Amnesty Act of 1872
- Long title: An Act to remove political Disabilities imposed by the fourteenth Article of the Amendments of the Constitution of the United States.
- Nicknames: Amnesty Act of 1872
- Enacted by: the 42nd United States Congress

Citations
- Public law: Pub. L. 42–193
- Statutes at Large: 17 Stat. 142

Legislative history
- Introduced in the House as H.R. 2761 by Benjamin Butler (R–MA) on May 13, 1872; Passed the House on May 13, 1872 (voice vote); Passed the Senate on May 21, 1872 (38-2); Signed into law by President Ulysses S. Grant on May 22, 1872;

= Amnesty Act =

1872 U.S. federal law

The Amnesty Act of 1872 is a United States federal law passed on May 22, 1872, which removed most of the penalties imposed on former Confederates by the Fourteenth Amendment, adopted on July 9, 1868. Section 3 of the Fourteenth Amendment prohibits the election or appointment to any federal or state office of any person who had held any of certain offices and then engaged in insurrection, rebellion, or treason. However, the section provides that a two-thirds vote by each House of the Congress could override this limitation. The 1872 act was passed by the 42nd United States Congress and the original restrictive Act was passed by the United States Congress in May 1866.

Specifically, the 1872 Act removed office-holding disqualifications against most of the secessionists who rebelled in the American Civil War, except for "Senators and Representatives of the thirty-sixth and thirty-seventh Congresses, officers in the judicial, military, and naval service of the United States, heads of departments, and foreign ministers of the United States."

In the spirit of the act, then United States President Ulysses S. Grant, by proclamation dated June 1, 1872, directed all district attorneys having charge of proceedings and prosecutions against those who had been disqualified by the Fourteenth Amendment to dismiss and discontinue them, except as to persons who fall within the exceptions named in the act. President Grant also pardoned all but 500 former top Confederate leaders.
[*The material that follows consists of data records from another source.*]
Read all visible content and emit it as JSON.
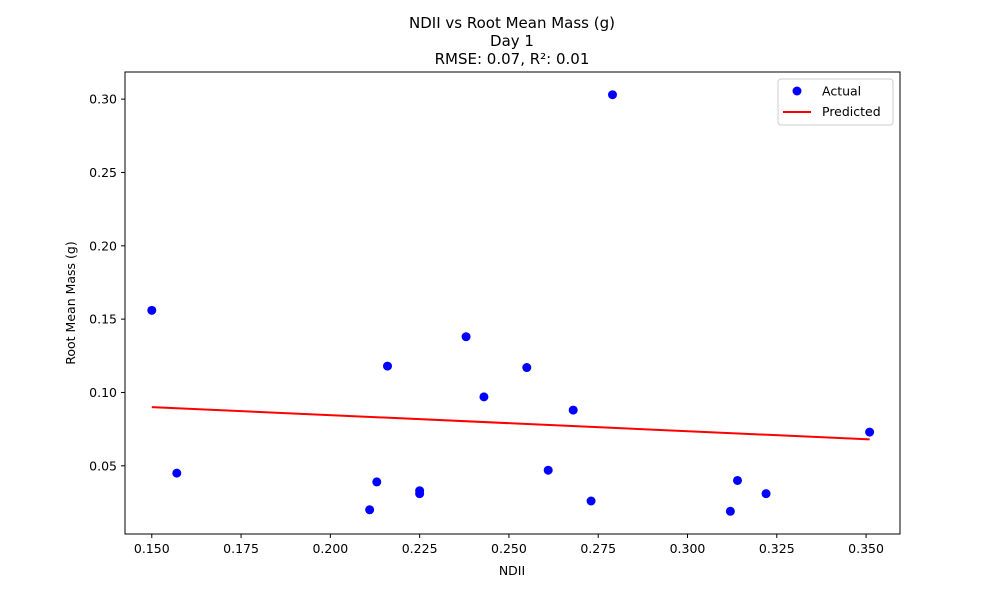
{
  "chart_data": {
    "type": "scatter",
    "title_lines": [
      "NDII vs Root Mean Mass (g)",
      "Day 1",
      "RMSE: 0.07, R²: 0.01"
    ],
    "xlabel": "NDII",
    "ylabel": "Root Mean Mass (g)",
    "xlim": [
      0.1425,
      0.3595
    ],
    "ylim": [
      0.0035,
      0.3185
    ],
    "xticks": [
      0.15,
      0.175,
      0.2,
      0.225,
      0.25,
      0.275,
      0.3,
      0.325,
      0.35
    ],
    "xtick_labels": [
      "0.150",
      "0.175",
      "0.200",
      "0.225",
      "0.250",
      "0.275",
      "0.300",
      "0.325",
      "0.350"
    ],
    "yticks": [
      0.05,
      0.1,
      0.15,
      0.2,
      0.25,
      0.3
    ],
    "ytick_labels": [
      "0.05",
      "0.10",
      "0.15",
      "0.20",
      "0.25",
      "0.30"
    ],
    "grid": false,
    "legend_position": "top-right",
    "series": [
      {
        "name": "Actual",
        "kind": "scatter",
        "color": "#0000ff",
        "points": [
          {
            "x": 0.15,
            "y": 0.156
          },
          {
            "x": 0.157,
            "y": 0.045
          },
          {
            "x": 0.211,
            "y": 0.02
          },
          {
            "x": 0.213,
            "y": 0.039
          },
          {
            "x": 0.216,
            "y": 0.118
          },
          {
            "x": 0.225,
            "y": 0.033
          },
          {
            "x": 0.225,
            "y": 0.031
          },
          {
            "x": 0.238,
            "y": 0.138
          },
          {
            "x": 0.243,
            "y": 0.097
          },
          {
            "x": 0.255,
            "y": 0.117
          },
          {
            "x": 0.261,
            "y": 0.047
          },
          {
            "x": 0.268,
            "y": 0.088
          },
          {
            "x": 0.273,
            "y": 0.026
          },
          {
            "x": 0.279,
            "y": 0.303
          },
          {
            "x": 0.312,
            "y": 0.019
          },
          {
            "x": 0.314,
            "y": 0.04
          },
          {
            "x": 0.322,
            "y": 0.031
          },
          {
            "x": 0.351,
            "y": 0.073
          }
        ]
      },
      {
        "name": "Predicted",
        "kind": "line",
        "color": "#ff0000",
        "points": [
          {
            "x": 0.15,
            "y": 0.09
          },
          {
            "x": 0.351,
            "y": 0.068
          }
        ]
      }
    ]
  }
}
The 1872 law cleared over 150,000 former Confederate troops who had taken part in the American Civil War.

== Text ==
Be it enacted by the Senate and House of Representatives of the United States of America in Congress assembled (two-thirds of each house concurring therein), that all political disabilities imposed by the third section of the fourteenth article of amendments of the Constitution of the United States are hereby removed from all persons whomsoever, except Senators and Representatives of the thirty-sixth and thirty-seventh Congresses, officers in the judicial, military, and naval service of the United States, heads of departments, and foreign ministers of the United States.

== Legacy ==
The Amnesty Act of 1872 states that all political disabilities imposed by the Fourteenth Amendment "are hereby removed," but does not explicitly mention whether future disabilities under the same amendment are also to be considered removed. In March 2022, in the aftermath of the January 6 US Capitol attack, the US District Court for the Eastern District of North Carolina ruled that the Act applies even to current members of Congress, automatically removing the political consequences of any alleged violation of Section 3. The United States Court of Appeals for the Fourth Circuit unanimously reversed that ruling. A different federal district court ruled that the Act does not apply to current members of Congress, and that Section 3 is still applicable. The plaintiff's appeal to the United States Court of Appeals for the Eleventh Circuit was dismissed as moot after it was determined that she had not violated Section 3.